Cuentos de Maravilla

Los Chivos Porfiados


Los chivos porfiados

Hubo una vez, en tiempo muy remoto, un niño que cuidaba unos chivitos.

Por la mañana los sacaba del establo donde dormían y los llevaba al cerro.

Allí se quedaban paciendo todo el día, y allegar la noche volvían al establo.

Una tarde, ya acercándose la noche, les dio por no moverse de donde estaban. El pobre muchacho trató de mil modos e hizo lo posible para que se volviesen, pero en ninguna forma lo logró.

Por fin, el muchacho se sentó en una roca y se puso a llorar, pues temía que su padre le castigase por no volver con el rebaño a tiempo.

Luego pasó por ahí un conejito y le preguntó:

—¿Por qué lloras?

El muchacho le contestó:

—Lloro porque los chivitos no quieren volver a casa, y mi padre me castigará por llegar tarde.

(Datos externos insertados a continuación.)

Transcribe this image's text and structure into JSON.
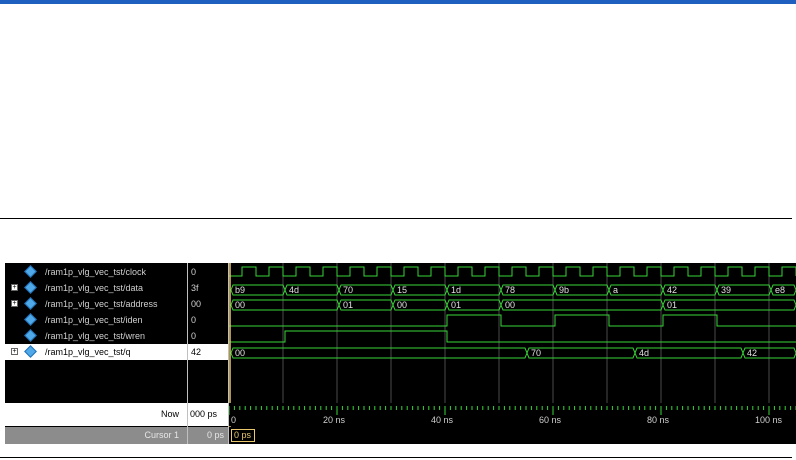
{
  "signals": [
    {
      "name": "/ram1p_vlg_vec_tst/clock",
      "value": "0",
      "expandable": false
    },
    {
      "name": "/ram1p_vlg_vec_tst/data",
      "value": "3f",
      "expandable": true
    },
    {
      "name": "/ram1p_vlg_vec_tst/address",
      "value": "00",
      "expandable": true
    },
    {
      "name": "/ram1p_vlg_vec_tst/iden",
      "value": "0",
      "expandable": false
    },
    {
      "name": "/ram1p_vlg_vec_tst/wren",
      "value": "0",
      "expandable": false
    },
    {
      "name": "/ram1p_vlg_vec_tst/q",
      "value": "42",
      "expandable": true
    }
  ],
  "now": {
    "label": "Now",
    "value": "000 ps"
  },
  "cursor": {
    "label": "Cursor 1",
    "value": "0 ps",
    "marker": "0 ps"
  },
  "timeline": {
    "labels": [
      "0",
      "20 ns",
      "40 ns",
      "60 ns",
      "80 ns",
      "100 ns"
    ]
  },
  "waves": {
    "data": [
      "b9",
      "4d",
      "70",
      "15",
      "1d",
      "78",
      "9b",
      "a",
      "42",
      "39",
      "e8"
    ],
    "address": [
      "00",
      "01",
      "00",
      "01",
      "00",
      "01"
    ],
    "q": [
      "00",
      "70",
      "4d",
      "42"
    ]
  },
  "colors": {
    "wave": "#39d439",
    "grid": "#4a4a4a"
  }
}
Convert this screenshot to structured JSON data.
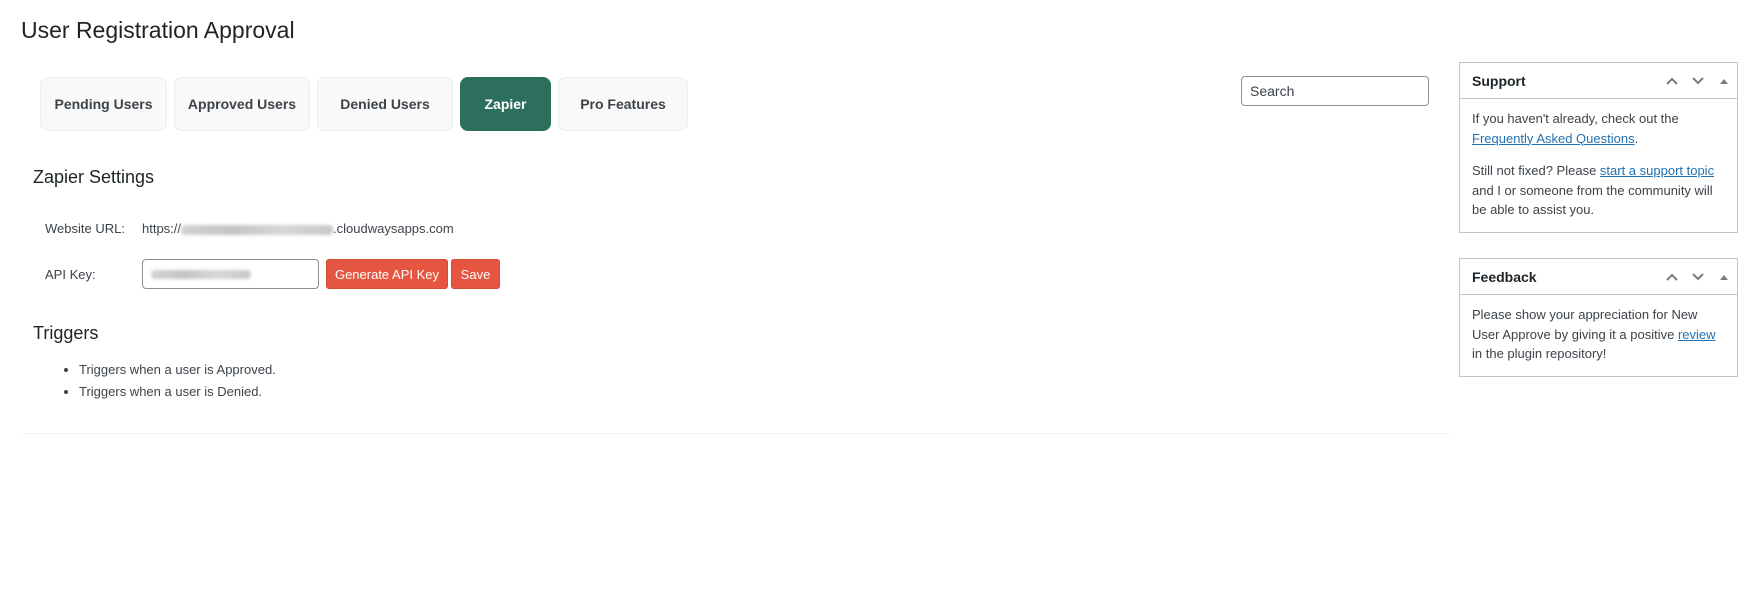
{
  "page": {
    "title": "User Registration Approval"
  },
  "tabs": [
    {
      "label": "Pending Users"
    },
    {
      "label": "Approved Users"
    },
    {
      "label": "Denied Users"
    },
    {
      "label": "Zapier",
      "active": true
    },
    {
      "label": "Pro Features"
    }
  ],
  "search": {
    "placeholder": "Search"
  },
  "zapier": {
    "title": "Zapier Settings",
    "website_url_label": "Website URL:",
    "url_prefix": "https://",
    "url_suffix": ".cloudwaysapps.com",
    "api_key_label": "API Key:",
    "generate_button": "Generate API Key",
    "save_button": "Save"
  },
  "triggers": {
    "title": "Triggers",
    "items": [
      "Triggers when a user is Approved.",
      "Triggers when a user is Denied."
    ]
  },
  "support": {
    "title": "Support",
    "p1_text": "If you haven't already, check out the ",
    "p1_link": "Frequently Asked Questions",
    "p1_end": ".",
    "p2_text": "Still not fixed? Please ",
    "p2_link": "start a support topic",
    "p2_end": " and I or someone from the community will be able to assist you."
  },
  "feedback": {
    "title": "Feedback",
    "text": "Please show your appreciation for New User Approve by giving it a positive ",
    "link": "review",
    "end": " in the plugin repository!"
  },
  "colors": {
    "active_tab": "#2b6f5c",
    "button": "#e5553f",
    "link": "#2271b1"
  },
  "icons": [
    "chevron-up-icon",
    "chevron-down-icon",
    "triangle-up-icon"
  ]
}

—Pues yo los haré marchar, no temas, —dijo el conejito.

Pero los chivitos tampoco le hicieron caso.

Entonces dijo el conejito: —Yo también me pongo a llorar.— Y se sentó al lado del niño, y llora que te llora.

Luego vino la zorra y dijo: —¿Por qué lloras, conejito? —Lloro, porque el niño llora, y el niño llora porque no quieren marcharse los chivitos.

—Pues yo los haré marchar.

Y la zorra hizo cuanto pudo para que se marchasen,-pero los chivitos seguían paciendo y no se movían de su sitio.

Entonces dijo la zorra: —yo también me pongo a llorar- Y se sentó al lado del conejito, llorando amargamente.

Después de un rato vino el lobo, y mirando a los tres, preguntó a la zorra:

—¿Por qué lloras?

Y la zorra le contestó: —Lloro, porque llora el conejito; y el conejito llora porque llora el niño; y el niño llora porque los chivitos no quieren volver a casa.

—Pues yo los haré marchar al momento —dijo el lobo. Pero a pesar de todos sus esfuerzos, los chivitos no le hicieron el menor caso.

Entonces, —dijo el lobo— yo también me pongo a llorar. Y se sentó al lado de la zorra y empezó a llorar.

Y como cada uno de los cuatro lloraba a su manera, el ruido que hacían era espantoso.

Y los chivitos mientras tanto, seguían pace que te pace.

Luego pasó por ahí una abeja, y al oír tamaño escándalo, se tapó los oídos con ambas patitas.

—¿Puede saberse por qué lloras, lobo? —le preguntó la abeja.

—Lloro, porque llora la zorra; y la zorra llora porque llora el conejito; y el conejito llora porque llora el muchacho; y el muchacho llora porque esos chivitos no quieren volver a casa.

—¡Tanto ruido por tan poca cosa!— dijo la abeja. —Ya verán esos porfiados cómo yo los hago marchar a escape.

Entonces todos… el niño y el conejito, la zorra y el lobo dejaron de llorar y soltaron a reír a carcajadas, oyendo lo que decía la abeja, pues, ¿cómo podía ella, siendo tan pequeña, lograr lo que ellos mismos no habían logrado?

La abeja voló hasta donde estaban los chivitos, y se puso a zumbar: ¡z..z..z..z..z.,!

Y a los chivitos les molestó tanto aquel zumbido, que dejaron de pacer, pero todavía no se marcharon.

La abeja se paró entonces en la oreja del chivo más grande y ¡z..z.. zum! le picó tan fuerte, que éste corrió a todo escape, y los demás chivos detrás de él, y no pararon hasta legar al establo. Tanto corrieron, que el muchacho con trabajos los pudo alcanzar.

Y el conejito, y la zorra y el lobo, se quedaron allí, en el cerro, mirándose uno al aro, con la boca abierta, completamente sorprendidos.